At the level of the system – how things work – it’s actually very simple: The UK is not in the Euro and should not be part of stronger arrangements to protect that currency. The necessary rigour is yet to be achieved among the Euro members but when it is it will be self-evident that the UK is not part of the mechanism and nor should it be. The whole issue is not a political question. It’s at heart a design problem – designing a currency system more robust than the storms it must endure.
Meanwhile it suited David Cameron to make a song and dance and pretend to his right wingers that he was being tough with Europe by declining to be part of a new treaty – somewhat convenient politically, but declining was the only conceivable outcome all along. The only reason it’s in doubt is because the Eurozone arrangements aren’t yet as tough as they need to be and so it still looks like the UK could perhaps accomodate them.

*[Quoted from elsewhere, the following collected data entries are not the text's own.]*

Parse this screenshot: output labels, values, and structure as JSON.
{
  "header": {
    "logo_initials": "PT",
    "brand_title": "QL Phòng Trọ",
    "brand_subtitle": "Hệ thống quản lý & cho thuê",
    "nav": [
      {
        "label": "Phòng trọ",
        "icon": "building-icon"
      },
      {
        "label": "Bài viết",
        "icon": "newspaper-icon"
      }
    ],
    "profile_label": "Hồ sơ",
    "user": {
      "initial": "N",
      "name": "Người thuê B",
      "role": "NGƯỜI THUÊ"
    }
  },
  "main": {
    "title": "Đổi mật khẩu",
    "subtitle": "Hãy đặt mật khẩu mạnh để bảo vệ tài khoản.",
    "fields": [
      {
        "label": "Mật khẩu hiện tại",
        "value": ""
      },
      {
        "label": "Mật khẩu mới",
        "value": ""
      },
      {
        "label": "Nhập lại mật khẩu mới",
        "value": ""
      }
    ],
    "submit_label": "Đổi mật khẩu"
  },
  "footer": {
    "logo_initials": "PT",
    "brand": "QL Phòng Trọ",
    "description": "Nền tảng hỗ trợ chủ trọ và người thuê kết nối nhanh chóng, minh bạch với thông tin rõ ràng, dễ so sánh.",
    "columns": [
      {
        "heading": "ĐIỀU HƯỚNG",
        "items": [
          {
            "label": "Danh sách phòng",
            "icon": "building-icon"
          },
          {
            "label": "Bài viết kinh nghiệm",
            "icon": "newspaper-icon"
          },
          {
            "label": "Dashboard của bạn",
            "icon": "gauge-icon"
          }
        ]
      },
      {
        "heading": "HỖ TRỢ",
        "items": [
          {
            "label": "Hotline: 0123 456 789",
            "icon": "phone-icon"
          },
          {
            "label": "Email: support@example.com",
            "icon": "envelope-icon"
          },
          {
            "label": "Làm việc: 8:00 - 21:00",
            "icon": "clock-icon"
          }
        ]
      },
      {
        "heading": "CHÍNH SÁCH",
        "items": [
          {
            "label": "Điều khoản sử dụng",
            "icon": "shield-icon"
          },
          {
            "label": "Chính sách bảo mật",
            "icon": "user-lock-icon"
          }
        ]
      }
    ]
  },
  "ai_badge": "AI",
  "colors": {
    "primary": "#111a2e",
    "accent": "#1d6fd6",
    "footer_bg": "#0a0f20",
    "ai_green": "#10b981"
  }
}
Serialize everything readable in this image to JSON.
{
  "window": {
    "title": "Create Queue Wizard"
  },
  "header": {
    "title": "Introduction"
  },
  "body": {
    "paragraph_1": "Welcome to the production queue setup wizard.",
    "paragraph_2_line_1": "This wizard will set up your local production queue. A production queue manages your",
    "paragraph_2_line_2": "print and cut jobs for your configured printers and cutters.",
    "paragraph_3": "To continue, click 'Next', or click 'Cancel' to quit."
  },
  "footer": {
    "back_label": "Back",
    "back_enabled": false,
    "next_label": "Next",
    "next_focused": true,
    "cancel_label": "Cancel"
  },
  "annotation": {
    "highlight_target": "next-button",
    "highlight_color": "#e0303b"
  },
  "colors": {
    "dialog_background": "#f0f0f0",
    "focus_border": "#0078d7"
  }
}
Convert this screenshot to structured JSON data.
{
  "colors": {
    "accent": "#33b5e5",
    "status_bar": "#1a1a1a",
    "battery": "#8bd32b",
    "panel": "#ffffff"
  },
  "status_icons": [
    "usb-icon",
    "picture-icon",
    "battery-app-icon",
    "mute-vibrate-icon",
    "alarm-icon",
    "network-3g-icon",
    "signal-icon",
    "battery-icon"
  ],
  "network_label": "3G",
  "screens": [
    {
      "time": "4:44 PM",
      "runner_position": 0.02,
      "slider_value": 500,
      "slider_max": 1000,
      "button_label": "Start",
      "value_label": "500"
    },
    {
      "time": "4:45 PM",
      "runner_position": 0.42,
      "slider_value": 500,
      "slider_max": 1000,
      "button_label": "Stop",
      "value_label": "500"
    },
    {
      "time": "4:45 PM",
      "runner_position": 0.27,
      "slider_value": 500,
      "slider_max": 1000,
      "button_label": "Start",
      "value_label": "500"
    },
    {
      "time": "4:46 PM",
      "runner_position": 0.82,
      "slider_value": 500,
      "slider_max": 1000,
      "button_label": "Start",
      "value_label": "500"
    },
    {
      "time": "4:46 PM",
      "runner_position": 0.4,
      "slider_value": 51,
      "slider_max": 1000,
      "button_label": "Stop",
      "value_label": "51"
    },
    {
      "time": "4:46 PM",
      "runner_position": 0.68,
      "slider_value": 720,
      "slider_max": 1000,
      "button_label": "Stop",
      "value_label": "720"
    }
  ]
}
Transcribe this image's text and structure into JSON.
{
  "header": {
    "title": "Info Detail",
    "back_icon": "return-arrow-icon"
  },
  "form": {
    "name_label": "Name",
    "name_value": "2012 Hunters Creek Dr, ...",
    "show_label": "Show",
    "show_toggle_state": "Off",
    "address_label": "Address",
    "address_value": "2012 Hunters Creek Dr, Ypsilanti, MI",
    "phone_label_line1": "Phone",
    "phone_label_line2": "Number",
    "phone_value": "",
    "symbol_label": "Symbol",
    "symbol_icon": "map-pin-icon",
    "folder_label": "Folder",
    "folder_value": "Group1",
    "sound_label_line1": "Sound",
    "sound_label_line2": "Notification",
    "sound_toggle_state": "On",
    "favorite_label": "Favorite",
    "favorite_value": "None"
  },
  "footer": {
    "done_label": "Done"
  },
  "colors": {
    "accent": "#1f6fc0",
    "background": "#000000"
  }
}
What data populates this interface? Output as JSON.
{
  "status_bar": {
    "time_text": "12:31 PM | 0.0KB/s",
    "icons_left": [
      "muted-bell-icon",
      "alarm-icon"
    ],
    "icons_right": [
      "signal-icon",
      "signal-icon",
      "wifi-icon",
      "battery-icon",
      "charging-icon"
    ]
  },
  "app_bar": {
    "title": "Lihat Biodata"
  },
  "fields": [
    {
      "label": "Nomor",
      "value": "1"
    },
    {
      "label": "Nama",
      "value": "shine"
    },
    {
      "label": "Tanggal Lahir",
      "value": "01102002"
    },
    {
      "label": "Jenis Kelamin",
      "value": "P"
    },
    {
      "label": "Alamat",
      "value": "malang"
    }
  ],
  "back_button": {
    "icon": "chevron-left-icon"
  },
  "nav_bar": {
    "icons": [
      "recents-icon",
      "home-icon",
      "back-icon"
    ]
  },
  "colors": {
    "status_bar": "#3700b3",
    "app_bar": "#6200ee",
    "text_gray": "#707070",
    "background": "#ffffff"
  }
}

Rather boringly, that’s all there is to the story, but clarity doesn’t make good radio (or TV). Clarity doesn’t fill the airwaves and the column inches (or Prime Minister’s Questions), so we have lots of secondary manufactured debate – all of it off the point, and some of it rather destructive. Maybe it has entertainment value, but it doesn’t have much to do with running the country, or the world.
Seeing how things truly work in a systems sense reveals the spurious nature of much of the coverage.
Where else are we rejecting simple explanations that fit when we can explore more complicated ones that don’t?